Every time China and Russia had a summit, terms like “multipolarity” and the “democratization of the international order” surfaced. In a sense, China and Russia are attempting to shake up US unipolarity so that a new imperial order can be established, one in which great powers like the US and themselves divvy up spheres of influence and each control neighboring small countries.

China and Russia are making nationalism a reality by maximizing the efficiency of state-led capitalism, limiting autonomy in civil society and the private sector, and enforcing absolute obedience to the state’s command. The slaughter and destruction Russia is waging in Ukraine and the system of control and surveillance that’s enabled Chinese authorities to “lock up” millions of people through their zero-COVID policy — these viscerally show that China and Russia are not our alternative.

The debate of whose side one is on — the US or China and Russia — makes one view the world through a dichotomous lens of left or right while concealing one from noticing the problem of “up and down.”

We have to reflect on whether progressives within our society are holding up the flag of nationalism and anti-Americanism while being trapped in the argument of progressive “clarity” instead of striving to lessen the hardships faced by the vulnerable and oppressed and trying to solve problems like inequality and poverty.
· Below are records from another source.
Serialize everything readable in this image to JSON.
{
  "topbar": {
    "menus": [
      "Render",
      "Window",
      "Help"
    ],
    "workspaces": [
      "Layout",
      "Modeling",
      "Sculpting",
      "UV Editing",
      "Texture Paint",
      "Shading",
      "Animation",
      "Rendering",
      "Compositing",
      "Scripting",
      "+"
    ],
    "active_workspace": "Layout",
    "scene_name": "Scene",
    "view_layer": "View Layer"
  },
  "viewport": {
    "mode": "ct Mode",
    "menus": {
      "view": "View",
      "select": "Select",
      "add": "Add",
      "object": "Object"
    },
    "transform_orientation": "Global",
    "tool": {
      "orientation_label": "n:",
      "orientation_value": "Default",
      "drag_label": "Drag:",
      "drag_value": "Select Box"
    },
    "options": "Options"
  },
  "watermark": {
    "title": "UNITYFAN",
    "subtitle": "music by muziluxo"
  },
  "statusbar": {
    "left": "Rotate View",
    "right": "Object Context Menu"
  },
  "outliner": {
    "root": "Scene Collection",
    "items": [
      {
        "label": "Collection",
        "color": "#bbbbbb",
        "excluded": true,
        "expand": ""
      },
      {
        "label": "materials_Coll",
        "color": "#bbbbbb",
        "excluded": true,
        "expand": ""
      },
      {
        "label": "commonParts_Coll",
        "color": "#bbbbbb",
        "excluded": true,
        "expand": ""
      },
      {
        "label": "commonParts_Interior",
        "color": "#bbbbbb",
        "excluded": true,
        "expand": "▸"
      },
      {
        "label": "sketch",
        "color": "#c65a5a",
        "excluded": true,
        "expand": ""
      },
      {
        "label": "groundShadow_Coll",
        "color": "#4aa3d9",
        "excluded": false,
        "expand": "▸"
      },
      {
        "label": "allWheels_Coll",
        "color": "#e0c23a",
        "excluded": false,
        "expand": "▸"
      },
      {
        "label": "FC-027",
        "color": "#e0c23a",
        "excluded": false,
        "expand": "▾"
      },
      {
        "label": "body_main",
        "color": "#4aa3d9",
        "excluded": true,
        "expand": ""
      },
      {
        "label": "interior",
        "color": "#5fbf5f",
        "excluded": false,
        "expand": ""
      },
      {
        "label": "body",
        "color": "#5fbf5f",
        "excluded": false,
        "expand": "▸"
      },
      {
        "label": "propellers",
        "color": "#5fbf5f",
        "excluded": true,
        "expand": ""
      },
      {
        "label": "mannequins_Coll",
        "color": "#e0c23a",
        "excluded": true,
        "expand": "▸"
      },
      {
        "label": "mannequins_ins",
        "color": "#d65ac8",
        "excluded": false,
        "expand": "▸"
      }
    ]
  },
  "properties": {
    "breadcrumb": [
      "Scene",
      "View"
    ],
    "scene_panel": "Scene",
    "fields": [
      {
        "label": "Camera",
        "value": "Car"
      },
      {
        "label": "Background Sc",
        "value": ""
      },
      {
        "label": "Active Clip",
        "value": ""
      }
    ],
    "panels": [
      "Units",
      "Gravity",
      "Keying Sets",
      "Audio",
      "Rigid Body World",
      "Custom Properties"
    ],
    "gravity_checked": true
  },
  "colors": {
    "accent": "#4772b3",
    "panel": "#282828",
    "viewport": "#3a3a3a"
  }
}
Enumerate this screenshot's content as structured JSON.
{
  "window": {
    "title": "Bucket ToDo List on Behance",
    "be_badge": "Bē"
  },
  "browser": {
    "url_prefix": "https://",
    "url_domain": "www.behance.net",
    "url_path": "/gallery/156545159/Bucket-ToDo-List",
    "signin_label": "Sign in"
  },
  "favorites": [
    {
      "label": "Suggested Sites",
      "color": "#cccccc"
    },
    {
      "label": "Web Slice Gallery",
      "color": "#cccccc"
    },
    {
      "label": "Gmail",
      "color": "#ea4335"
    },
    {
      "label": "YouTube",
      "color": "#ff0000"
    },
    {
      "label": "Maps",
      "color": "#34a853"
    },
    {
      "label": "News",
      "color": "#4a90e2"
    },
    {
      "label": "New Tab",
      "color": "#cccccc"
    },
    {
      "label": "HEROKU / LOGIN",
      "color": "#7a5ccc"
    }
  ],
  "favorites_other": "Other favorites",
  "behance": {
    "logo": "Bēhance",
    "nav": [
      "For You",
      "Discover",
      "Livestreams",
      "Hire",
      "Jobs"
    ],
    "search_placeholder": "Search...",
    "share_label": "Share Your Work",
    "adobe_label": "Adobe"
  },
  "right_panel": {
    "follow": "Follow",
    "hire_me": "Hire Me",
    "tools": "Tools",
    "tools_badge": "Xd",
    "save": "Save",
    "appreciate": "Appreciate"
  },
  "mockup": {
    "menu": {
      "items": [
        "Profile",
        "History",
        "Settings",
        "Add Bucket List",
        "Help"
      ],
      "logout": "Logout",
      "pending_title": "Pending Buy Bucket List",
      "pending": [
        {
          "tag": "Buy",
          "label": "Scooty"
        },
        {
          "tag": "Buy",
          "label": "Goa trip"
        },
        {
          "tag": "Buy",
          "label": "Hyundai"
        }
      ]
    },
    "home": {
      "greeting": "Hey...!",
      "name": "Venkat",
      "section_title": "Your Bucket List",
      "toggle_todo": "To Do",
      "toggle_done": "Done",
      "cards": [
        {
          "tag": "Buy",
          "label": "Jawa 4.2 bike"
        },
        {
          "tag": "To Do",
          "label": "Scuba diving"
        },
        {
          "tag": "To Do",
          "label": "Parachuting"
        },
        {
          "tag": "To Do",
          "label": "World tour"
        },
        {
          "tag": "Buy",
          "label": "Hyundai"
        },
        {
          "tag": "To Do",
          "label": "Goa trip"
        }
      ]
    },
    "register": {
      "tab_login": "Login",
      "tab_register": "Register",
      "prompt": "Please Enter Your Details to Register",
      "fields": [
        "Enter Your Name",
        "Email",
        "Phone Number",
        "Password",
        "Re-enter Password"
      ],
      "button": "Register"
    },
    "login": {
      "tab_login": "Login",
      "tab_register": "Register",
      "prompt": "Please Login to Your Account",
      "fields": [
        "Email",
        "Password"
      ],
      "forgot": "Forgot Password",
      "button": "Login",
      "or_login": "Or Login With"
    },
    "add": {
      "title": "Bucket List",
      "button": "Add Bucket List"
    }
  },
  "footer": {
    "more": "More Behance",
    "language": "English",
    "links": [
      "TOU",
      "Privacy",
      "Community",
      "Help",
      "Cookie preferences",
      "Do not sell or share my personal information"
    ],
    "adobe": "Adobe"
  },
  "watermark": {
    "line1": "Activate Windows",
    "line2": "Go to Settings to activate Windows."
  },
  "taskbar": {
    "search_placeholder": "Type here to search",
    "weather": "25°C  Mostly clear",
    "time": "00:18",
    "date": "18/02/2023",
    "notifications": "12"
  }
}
Now, instead of playing the role of advisor to those in power competing with one another, we should ask ourselves what we can do to make this world a better place together with ordinary, vulnerable individuals. There’s much South Korea can do with the international community in order to put a stop to Russia’s invasion of Ukraine and prevent war and maintain peace in East Asia, including the Korean Peninsula and Taiwan.

Standing together with those suffering from war, state violence, and poverty, we must find a realistic way to improve our society and the international order towards a more inclusive direction.